Fossil Hunter Pulls Massive Mammoth Jawbone Out of Florida River

John Kreatsoulas, who made the discovery while diving in southwest Florida, initially thought the 60-pound mandible was a log

Man wearing hat and sunglasses holding up big fossil
The jawbone likely belonged to a Columbian mammoth. Fossil Junkies via Facebook

A Florida fossil hunter made the discovery of a lifetime earlier this month when he pulled a mammoth jawbone from the bottom of a river.

John Kreatsoulas is no stranger to finding very old bones and teeth: He runs Fossil Junkies Dig and Dive Charters, a tour company that takes guests on fossil-hunting excursions in southwest Florida. But even he was surprised to find such a rare, well-preserved mandible under the water.

“You can hunt your whole life and not find anything like this,” Kreatsoulas tells NBC2 News’ Rachel Whelan.

Kreatsoulas was diving in the Peace River near Arcadia, Florida, in early November when he touched something he initially thought was a log. But it wasn’t a log—it was an ancient, 60-pound jawbone. He also discovered a pair of mammoth molars.

It’s not clear what type of mammoth the jaw once belonged to. However, Kreatsoulas suspects it’s roughly 10,000 years old.

The fossil may have come from a Columbian mammoth, a behemoth creature that roamed North America between 2.6 million and 11,700 years ago, reports Live Science’s Lydia Smith.

Based on fossil discoveries, scientists think Columbian mammoths lived throughout southern North America, including in Mexico and possibly as far south as Costa Rica, per the National Park Service. They could weigh up to 22,000 pounds and may have measured up to 13 feet tall at the shoulders. These giant animals, which are related to modern-day elephants, died off between 13,000 and 10,000 years ago.

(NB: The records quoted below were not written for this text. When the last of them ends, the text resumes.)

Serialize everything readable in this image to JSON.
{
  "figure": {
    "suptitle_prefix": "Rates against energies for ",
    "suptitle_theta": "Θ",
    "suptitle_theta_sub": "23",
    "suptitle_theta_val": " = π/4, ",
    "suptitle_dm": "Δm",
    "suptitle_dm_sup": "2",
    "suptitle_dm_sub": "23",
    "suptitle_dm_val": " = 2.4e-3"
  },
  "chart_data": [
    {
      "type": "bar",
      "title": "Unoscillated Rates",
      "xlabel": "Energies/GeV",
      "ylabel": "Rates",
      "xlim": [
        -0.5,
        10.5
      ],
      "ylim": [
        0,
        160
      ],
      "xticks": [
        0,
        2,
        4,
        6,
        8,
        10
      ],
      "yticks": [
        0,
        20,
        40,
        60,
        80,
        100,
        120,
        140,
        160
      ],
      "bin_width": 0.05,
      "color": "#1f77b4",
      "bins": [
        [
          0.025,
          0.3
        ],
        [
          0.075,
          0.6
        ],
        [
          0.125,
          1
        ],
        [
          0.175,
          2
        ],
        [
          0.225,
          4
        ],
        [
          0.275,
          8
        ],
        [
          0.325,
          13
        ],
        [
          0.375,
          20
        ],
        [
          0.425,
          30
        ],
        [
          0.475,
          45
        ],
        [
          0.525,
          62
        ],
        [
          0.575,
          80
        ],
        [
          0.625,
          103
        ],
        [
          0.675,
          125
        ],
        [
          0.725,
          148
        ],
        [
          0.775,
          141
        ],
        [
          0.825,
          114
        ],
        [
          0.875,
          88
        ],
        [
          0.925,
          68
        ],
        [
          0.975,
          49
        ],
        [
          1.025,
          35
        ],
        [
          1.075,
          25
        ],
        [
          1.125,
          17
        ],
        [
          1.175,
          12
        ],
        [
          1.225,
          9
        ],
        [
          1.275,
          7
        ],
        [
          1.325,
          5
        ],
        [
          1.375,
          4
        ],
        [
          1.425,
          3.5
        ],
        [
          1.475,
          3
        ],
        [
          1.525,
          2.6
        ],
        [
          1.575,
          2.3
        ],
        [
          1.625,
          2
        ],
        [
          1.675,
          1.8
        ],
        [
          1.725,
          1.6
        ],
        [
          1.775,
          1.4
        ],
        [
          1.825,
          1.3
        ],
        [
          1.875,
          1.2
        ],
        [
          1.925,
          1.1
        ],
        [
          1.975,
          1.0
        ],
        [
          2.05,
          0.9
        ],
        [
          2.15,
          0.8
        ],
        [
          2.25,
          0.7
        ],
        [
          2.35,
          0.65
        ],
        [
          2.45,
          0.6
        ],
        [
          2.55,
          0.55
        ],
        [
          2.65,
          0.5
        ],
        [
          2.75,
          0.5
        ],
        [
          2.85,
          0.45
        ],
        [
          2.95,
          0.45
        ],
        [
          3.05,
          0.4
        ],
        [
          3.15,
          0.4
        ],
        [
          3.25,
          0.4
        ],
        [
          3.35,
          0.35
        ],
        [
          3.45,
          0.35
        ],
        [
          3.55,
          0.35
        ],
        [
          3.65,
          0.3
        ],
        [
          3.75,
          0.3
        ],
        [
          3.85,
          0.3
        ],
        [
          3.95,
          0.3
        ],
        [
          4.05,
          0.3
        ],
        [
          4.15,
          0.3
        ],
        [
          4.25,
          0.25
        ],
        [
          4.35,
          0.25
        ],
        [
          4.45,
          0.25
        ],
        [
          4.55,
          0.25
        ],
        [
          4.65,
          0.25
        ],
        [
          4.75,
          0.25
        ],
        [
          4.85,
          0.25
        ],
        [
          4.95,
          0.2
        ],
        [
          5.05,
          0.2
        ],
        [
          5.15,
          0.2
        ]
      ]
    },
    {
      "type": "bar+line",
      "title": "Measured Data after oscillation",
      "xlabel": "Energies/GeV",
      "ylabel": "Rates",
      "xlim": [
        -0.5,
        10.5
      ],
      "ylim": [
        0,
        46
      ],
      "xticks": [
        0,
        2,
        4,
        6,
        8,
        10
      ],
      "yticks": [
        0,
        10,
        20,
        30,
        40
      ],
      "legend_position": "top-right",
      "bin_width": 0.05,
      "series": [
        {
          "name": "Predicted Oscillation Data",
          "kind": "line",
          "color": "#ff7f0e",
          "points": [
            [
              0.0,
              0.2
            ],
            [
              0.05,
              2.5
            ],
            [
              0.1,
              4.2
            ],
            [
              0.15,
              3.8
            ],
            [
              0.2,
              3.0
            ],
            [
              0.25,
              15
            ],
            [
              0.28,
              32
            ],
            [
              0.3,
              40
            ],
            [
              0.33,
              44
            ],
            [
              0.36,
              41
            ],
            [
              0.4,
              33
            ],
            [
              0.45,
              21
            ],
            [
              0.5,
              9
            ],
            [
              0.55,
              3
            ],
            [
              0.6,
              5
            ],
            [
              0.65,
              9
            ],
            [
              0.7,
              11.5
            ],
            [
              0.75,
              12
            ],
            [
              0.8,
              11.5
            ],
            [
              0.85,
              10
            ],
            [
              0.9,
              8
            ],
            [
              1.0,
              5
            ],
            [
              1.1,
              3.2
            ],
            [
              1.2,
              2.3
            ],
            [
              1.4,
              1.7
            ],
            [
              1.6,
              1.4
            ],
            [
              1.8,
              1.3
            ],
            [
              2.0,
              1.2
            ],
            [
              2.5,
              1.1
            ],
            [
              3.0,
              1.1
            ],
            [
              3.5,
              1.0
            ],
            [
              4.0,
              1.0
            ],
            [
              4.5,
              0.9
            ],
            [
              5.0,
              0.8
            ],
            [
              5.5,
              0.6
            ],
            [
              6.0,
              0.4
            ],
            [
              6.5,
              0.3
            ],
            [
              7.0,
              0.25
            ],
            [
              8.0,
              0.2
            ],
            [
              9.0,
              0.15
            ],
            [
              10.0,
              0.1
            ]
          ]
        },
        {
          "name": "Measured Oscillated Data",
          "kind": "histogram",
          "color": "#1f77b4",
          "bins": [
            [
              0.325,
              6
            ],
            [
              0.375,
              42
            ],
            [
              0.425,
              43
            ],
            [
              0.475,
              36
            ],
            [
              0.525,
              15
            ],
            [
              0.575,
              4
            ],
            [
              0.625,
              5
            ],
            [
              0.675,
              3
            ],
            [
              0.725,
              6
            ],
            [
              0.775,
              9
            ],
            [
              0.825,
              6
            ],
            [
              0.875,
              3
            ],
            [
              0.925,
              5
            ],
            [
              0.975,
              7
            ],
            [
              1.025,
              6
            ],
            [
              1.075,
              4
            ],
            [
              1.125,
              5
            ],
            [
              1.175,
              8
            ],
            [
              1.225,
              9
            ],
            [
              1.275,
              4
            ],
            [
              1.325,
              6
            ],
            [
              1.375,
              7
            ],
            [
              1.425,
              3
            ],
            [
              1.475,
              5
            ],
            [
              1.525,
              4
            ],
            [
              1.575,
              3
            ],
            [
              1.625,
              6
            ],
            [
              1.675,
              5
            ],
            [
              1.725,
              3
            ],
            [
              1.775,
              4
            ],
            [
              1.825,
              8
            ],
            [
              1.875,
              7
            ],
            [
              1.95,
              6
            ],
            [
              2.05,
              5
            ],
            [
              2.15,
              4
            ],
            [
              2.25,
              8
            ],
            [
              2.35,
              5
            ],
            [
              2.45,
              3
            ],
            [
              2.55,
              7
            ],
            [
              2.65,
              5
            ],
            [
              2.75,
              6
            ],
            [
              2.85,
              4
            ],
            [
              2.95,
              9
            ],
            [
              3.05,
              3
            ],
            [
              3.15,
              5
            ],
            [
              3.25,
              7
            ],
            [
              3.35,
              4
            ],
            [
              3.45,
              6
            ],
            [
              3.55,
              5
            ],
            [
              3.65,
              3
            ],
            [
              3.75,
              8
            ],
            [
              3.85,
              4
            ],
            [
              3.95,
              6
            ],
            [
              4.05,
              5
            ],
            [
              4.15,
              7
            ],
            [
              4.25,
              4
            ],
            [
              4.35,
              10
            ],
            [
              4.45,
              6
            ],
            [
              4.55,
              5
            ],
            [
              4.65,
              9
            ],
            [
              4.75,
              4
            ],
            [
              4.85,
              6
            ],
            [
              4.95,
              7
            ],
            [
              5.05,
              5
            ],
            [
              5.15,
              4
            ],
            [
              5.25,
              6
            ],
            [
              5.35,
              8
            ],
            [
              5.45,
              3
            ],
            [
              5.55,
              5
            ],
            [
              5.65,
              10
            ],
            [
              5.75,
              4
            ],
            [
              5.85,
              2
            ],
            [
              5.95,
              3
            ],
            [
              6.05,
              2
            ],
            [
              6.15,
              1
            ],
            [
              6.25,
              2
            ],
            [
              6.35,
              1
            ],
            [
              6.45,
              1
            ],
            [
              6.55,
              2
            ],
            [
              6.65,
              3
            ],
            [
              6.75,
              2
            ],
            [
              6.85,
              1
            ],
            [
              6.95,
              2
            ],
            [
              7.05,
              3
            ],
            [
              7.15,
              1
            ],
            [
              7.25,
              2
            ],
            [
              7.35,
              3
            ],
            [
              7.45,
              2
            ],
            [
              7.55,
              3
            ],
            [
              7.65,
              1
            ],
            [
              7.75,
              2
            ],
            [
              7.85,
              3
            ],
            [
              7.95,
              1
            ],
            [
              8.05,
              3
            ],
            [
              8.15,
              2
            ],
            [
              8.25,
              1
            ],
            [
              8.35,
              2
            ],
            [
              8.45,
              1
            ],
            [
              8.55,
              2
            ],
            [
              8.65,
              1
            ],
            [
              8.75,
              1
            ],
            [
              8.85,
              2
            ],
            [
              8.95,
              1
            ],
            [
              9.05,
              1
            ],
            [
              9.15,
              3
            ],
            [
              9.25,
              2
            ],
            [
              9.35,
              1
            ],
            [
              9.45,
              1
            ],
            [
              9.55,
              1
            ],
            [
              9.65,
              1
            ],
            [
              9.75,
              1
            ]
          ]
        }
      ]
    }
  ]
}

Scientists long suspected that Columbian mammoths evolved earlier than their smaller, hairier cousins, the woolly mammoths. However, a 2021 analysis of DNA suggests woolly mammoths evolved first and mated with another unknown lineage to produce Columbian mammoths, which were a hybrid species.

Whatever the species this fossil belongs to, Kreatsoulas plans to take it to a restoration company in Tampa, where he hopes staff will be able to conduct radiocarbon dating on the bone and re-attach the molars to the jaw. He is also registering the fossil with the state of Florida, which may determine it belongs in a museum. But if not, Kreatsoulas plans to add it to the rest of his collection on display in his home’s living room, he tells NBC2 News.

To reduce his chance of encountering alligators, Kreatsoulas only dives during the winter, when water temperatures are lower and the dangerous creatures are less active. Through his business, he takes amateur fossil hunters on chartered dives in the Peace River and the Gulf of Mexico, where they often find fossilized megalodon teeth.

The Peace River has produced other impressive finds, too. In 2021, fossil hunters Derek Demeter and Henry Sadler were scuba diving in the waterway when they unearthed a huge mammoth leg bone. The femur weighed roughly 50 pounds and measured four feet long.